By The SE Texas Record | Jul 15, 2015

AUSTIN – Justices at the Supreme Court of Texas must decide whether Houston can enforce an ordinance creating its own air quality agency.

The Justices plan to hear oral argument on Sept. 2, over a First District appellate court decision in the city’s favor.

The city council passed an ordinance in 2007, requiring owners of facilities within the scope of state law to register with city health officers and pay fees.

Sponsors promised to enforce the Texas Clean Air Act better than the state did.

Their ordinance authorized civil penalties and criminal prosecutions.

It incorporated specific provisions of state laws and regulations, “as if written word for word,” and “as they may be changed from time to time.”

It provided that it would change as laws and regulations change.

Facility owners formed a Business Coalition for Clean Air and petitioned Harris County court for an injunction against enforcement.

They claimed Houston usurped powers that the Legislature gave to the Texas Commission on Environmental Quality.

They argued that Houston violated a section of the Texas Constitution barring home rule cities from enacting ordinances inconsistent with state laws.

Houston defended the ordinance as a legitimate exercise of police power.

It argued that no law limited its right to regulate air pollution within its borders, and that the ordinance was consistent with state law.

The council amended the ordinance in 2008, to set a cap on fees for owners of single locations with many regulated facilities.

They deleted the word criminal too, but the coalition persisted in its petition.

District Judge Dan Hinde granted summary judgment to the coalition in 2011, finding the ordinance inconsistent with state law.

Houston appealed, pleading that the coalition “enjoys what it perceives to be a permissive regulatory approach.”

Houston argued that the coalition feared a vigilant watchdog.

First District judges reversed Hinde in 2013, finding the ordinance consistent with state law.

Justice Jim Sharp wrote, “If the legislature decides to preempt a subject matter normally within a home rule city’s broad police powers, either expressly or by implication, it must do so with unmistakable clarity.”

He wrote that neither the Texas Clean Air Act nor the Texas Constitution expressly limits the power of a home rule city or grants the state exclusive authority.

“Although the Texas Clean Air Act is extensive in its scope and there is considerable overlap between the ordinance and the Texas Clean Air Act, the mere fact that the city is attempting to regulate the same subject matter as the state does not, in itself, mean that the legislature intended to preempt such municipal regulation, much less with unmistakable clarity,” Sharp wrote.

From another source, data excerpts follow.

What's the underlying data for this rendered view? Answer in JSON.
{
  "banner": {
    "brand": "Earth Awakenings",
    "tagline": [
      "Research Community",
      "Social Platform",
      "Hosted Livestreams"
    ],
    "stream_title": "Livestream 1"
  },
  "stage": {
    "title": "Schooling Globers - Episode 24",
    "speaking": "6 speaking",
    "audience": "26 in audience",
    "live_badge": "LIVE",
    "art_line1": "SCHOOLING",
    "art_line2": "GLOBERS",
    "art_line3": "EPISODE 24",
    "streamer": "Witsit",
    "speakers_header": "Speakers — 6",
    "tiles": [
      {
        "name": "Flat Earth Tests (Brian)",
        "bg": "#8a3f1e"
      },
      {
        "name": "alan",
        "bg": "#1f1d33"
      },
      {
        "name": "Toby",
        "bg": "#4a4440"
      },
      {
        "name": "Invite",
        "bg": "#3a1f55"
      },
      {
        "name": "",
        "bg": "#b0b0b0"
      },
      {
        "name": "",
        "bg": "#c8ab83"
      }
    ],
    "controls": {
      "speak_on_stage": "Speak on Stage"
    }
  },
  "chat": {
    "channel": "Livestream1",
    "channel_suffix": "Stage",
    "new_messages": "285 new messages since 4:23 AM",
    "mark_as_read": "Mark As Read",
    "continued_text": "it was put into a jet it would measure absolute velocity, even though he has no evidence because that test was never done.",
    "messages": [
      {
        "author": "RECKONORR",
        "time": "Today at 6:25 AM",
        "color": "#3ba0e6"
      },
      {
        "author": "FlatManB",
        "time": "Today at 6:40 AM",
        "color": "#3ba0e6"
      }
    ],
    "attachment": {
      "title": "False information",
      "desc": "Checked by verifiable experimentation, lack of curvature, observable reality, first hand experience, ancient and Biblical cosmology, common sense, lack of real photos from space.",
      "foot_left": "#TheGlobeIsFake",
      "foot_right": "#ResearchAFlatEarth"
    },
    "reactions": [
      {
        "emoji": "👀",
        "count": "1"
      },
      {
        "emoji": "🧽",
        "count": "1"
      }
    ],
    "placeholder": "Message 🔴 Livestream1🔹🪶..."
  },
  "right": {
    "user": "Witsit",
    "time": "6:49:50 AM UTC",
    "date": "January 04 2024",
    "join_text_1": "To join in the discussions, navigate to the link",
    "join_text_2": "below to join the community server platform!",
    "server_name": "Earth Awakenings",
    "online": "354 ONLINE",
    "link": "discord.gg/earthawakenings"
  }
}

He cited a precedent upholding city regulation of oil well drilling, despite the broad authority of Texas Railroad Commission over wells.

Sharp wrote that a city’s authority to enact ordinances under its police power carries with it a right to impose reasonable fees.

He wrote that the ordinance does not render the actions of the environmental quality commission ineffective inside the city’s limits.

“On the contrary, the city officers charged with enforcing the ordinance are required to defer to the agency’s decisions with respect to the lawfulness of a given air contaminant emitter’s actions,” he wrote.

“If conduct is not unlawful under state law, as determined by TCEQ, it is not unlawful under the ordinance.”

Justices Terry Jennings and Laura Higley concurred.

At the Supreme Court, Judith Ramsey represents Houston. Cristina Espinosa Rodriguez and Evan Young represent the Business Coalition for Clean Air.